9 Ekim 2015 Cuma

ÇÖZÜM SÜRECİ BUZDOLABINDA-6: Milli Görüş Hareketi Lideri Erbakan a Göre Kürt Sorununun Çözümü

 (Milli Gazete)

Giriş

Milli Görüş Hareketi Lideri Rahmetli Erbakan Hoca nın  Kürt sorununa yaklaşımını, teşhis ve tedavi şeklinde iki kademede ele almak  gerekmektedir. Geçen yazıda Erbakan Hoca nın soruna ilişkin teşhisini ele  almıştık. Burada, Erbakan Hoca nın Kürt sorununa ilişkin Türkiye ye önerdiği çözüm ele alınıp değerlendirilecektir.

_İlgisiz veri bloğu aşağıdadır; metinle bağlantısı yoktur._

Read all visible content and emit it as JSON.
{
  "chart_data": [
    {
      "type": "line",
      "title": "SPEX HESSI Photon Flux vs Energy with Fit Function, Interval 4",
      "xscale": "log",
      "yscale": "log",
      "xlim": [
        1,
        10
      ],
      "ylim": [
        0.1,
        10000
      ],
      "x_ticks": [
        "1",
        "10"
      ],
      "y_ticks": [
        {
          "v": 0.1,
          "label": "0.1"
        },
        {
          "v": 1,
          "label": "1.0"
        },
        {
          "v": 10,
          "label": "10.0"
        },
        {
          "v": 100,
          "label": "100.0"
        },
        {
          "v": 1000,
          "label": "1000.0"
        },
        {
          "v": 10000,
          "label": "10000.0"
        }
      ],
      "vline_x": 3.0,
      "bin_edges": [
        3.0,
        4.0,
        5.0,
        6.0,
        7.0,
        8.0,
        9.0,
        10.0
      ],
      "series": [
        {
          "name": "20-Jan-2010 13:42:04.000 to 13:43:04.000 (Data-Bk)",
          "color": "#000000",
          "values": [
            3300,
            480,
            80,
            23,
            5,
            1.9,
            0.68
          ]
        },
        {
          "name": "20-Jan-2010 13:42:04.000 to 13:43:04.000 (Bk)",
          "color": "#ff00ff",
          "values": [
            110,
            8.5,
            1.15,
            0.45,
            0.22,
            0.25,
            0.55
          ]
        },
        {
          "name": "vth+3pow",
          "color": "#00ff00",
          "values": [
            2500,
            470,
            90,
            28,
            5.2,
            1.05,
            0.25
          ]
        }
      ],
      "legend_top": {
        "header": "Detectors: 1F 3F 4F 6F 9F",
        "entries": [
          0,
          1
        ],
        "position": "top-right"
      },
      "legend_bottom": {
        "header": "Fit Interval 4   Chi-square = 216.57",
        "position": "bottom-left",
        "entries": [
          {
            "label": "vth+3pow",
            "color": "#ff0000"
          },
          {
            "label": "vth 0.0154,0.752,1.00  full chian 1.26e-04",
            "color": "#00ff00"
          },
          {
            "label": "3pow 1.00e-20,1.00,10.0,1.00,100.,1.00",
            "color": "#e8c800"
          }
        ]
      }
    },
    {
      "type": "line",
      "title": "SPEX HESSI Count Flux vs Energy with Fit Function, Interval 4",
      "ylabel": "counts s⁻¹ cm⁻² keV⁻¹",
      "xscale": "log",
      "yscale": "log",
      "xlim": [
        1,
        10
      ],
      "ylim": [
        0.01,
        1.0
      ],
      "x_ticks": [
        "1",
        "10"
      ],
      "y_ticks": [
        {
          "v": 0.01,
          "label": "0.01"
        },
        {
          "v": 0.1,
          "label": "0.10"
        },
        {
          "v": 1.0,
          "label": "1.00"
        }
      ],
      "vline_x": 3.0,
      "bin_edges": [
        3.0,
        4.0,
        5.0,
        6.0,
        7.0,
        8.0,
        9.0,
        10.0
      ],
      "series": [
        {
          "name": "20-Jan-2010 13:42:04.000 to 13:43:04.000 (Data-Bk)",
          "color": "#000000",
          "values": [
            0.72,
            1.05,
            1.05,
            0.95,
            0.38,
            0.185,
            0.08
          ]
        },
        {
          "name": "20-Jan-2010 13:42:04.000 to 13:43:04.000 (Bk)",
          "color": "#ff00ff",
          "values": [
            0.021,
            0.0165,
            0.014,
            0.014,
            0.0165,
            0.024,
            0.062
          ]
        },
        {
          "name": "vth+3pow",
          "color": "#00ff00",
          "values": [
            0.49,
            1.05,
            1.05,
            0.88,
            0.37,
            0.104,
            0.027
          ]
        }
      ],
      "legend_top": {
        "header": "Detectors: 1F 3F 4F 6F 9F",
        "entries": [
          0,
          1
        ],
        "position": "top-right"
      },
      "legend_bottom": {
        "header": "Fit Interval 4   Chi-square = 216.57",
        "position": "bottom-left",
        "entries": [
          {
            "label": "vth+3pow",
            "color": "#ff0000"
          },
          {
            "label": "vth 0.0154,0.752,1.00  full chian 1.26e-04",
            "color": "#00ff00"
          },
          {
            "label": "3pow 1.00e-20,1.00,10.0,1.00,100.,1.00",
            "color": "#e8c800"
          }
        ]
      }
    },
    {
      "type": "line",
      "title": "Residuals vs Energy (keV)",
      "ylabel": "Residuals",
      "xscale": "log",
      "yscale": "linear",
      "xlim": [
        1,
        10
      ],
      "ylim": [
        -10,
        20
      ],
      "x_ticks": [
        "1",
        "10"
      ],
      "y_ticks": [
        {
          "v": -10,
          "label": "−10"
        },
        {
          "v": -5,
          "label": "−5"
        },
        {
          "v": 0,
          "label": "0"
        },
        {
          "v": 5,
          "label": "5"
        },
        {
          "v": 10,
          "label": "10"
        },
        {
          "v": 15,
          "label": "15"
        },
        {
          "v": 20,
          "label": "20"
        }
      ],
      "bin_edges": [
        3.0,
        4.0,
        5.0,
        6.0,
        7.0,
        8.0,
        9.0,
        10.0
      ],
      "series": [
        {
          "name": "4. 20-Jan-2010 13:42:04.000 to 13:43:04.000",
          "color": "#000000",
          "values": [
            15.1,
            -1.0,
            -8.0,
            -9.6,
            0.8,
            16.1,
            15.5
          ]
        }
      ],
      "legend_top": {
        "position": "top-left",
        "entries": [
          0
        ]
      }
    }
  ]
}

Erbakan: Federasyon veya Ayrı Devlet Kurmak Çözüm Değil Çözümsüzlüktür, Kaostur

Rahmetli Erbakan Hoca, kavmi kimliklerin asimile  edilmesine karşı çıkarken meseleyi, sadece bir terör ya da Kürt sorunu olarak  görmemiştir. Erbakan a göre mesele, 1- Terör, 2- Kürt Meselesi, 3- Güneydoğu  Meselesi olmak üzere 3 boyutludur. Her bir boyuttaki olumlu ya da  olumsuzluklar, diğerlerini etkilemektedir. Bu nedenle her üç mesele birlikte  ele alınıp çözüme kavuşturulmalıdır (1). Meseleyi bu düzlemde ele alan Erbakan  Hoca, Kürt sorununun çözümü için birliği savunmakta, parçalanmaya neden  olabilecek ayrı bir devlet ve fedaratif yapıya karşı çıkmaktadır. Böyle bir  bölünme, ayrışma, sorunu kangren haline getirir, büyük bir iç göçe neden olur,  İslam birliğinin Türkiye öncülüğünde kurulmasını engeller ve sadece dış  güçlerin işine yarar:

Şüphesiz ki çözüm, yeni milli devletler kurmak, yeni  parçalar ihdas etmek değil, parçaları birleştirmek, yeni ve ırkçılığa  dayanmayan, büyük bir bütüne doğru yol almaktır. Bir bütün içinde hep beraber  saadet bulmaktır.  Nitekim çok açıktır ki Kürt meselesinin çözümünde ne  federasyon ve ne de ayrı devlet asla kimseye fayda getirmez, saadet  getirmez ve bir çözüm sağlamaz. Çünkü;

1.Güneydoğudan daha çok Kürt kardeşimiz Türkiye nin diğerbölgelerinde yaşamaktadır. Böyle bir ayırım göçe zorlar. Kimseye saadet getirmez.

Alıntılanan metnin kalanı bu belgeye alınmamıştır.